Wednesday 5 March 2014

In which I wonder what I've done

I'm writing this in a brief break between walking to and from the garden with a restless dog in tow. Albert the wire fox terrier came to live with us on Saturday and he's hard work. Currently fast asleep in his bed at the side of the sofa, I know that if I get up so will he. I knew this would be tough going but despite this I've spent a fair amount of the last few days feeling vastly over whelmed.

During his waking hours we take almost constant trips out to the garden in the freezing cold, he doesn't go to the toilet, he'd rather run round the garden at break neck speed, picking up bits of wood he shouldn't be chewing. I've spent more time than I ever thought possible with my fingers inside his mouth while he tries to bite my fingers, as you would if someone was pulling your clamped jaws open.
I know what he's doing is standard puppy behaviour and exactly what I signed up for when I handed over the envelope of cash to the breeder but still, I can't help but feel like this won't ever end.

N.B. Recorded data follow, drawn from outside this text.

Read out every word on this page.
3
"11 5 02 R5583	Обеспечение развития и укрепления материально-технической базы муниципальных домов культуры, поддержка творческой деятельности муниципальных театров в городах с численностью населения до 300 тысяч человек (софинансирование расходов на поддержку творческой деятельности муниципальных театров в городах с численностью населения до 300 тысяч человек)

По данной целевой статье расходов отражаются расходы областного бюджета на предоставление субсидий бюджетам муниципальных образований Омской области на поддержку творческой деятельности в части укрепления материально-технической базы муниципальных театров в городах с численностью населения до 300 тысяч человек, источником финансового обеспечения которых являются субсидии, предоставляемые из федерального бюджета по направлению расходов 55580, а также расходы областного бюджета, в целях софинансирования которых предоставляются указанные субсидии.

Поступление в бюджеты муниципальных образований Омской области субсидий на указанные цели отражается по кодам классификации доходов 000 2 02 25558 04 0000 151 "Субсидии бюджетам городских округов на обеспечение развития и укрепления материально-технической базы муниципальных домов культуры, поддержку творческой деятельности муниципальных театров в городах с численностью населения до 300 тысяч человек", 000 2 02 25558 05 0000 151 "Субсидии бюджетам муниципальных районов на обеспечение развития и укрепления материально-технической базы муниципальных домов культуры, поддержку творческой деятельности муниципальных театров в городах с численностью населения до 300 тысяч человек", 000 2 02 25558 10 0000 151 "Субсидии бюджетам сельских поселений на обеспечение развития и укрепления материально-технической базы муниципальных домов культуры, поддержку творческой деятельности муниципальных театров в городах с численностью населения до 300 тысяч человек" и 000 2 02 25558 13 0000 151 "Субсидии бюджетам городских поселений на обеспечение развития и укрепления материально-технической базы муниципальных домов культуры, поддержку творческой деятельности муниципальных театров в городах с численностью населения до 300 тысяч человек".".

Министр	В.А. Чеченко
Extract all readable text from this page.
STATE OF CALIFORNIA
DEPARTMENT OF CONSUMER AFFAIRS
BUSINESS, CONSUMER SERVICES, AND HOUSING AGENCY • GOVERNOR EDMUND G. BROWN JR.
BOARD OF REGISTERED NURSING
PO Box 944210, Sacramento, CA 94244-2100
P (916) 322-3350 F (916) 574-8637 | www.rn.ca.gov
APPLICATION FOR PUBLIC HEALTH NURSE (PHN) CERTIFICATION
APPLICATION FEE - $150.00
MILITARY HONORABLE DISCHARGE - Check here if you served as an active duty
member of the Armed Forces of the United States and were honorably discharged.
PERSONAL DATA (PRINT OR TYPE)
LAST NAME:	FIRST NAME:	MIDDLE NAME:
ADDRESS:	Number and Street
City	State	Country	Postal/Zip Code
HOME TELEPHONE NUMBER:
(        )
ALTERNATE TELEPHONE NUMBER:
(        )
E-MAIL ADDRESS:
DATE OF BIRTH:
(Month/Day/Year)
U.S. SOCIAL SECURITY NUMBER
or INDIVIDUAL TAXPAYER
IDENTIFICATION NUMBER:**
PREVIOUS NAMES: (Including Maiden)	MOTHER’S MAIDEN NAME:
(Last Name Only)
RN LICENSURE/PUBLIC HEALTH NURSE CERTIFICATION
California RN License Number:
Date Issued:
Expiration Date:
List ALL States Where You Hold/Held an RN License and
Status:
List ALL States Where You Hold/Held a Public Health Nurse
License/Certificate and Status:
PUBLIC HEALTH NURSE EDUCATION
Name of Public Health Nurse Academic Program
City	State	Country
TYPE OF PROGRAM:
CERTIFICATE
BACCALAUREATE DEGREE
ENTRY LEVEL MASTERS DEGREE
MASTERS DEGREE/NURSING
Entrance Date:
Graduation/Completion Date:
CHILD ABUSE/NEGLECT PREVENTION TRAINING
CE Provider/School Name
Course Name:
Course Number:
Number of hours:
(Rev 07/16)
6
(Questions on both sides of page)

The lovely Claire, a Twitter friend, has given me some really great advice about getting him used to bed time, which I think is going to be invaluable as he spends a good deal of the night crying. I don't want to resent him, I'm the human in this situation, it is up to me to train him, to get him into the good habits that will make him a really good dog. It's hard going, really tough.

Complaint over. I'm going to research puppy training classes*



*and dog nappies

ps. There was something else. This whole experience has really brought home to me that I really don't want to have children ever. I'm struggling with the responsibility that comes with a puppy after just a few days, which speaks volumes in terms of becoming a parent and confirming that that is something that really isn't for me.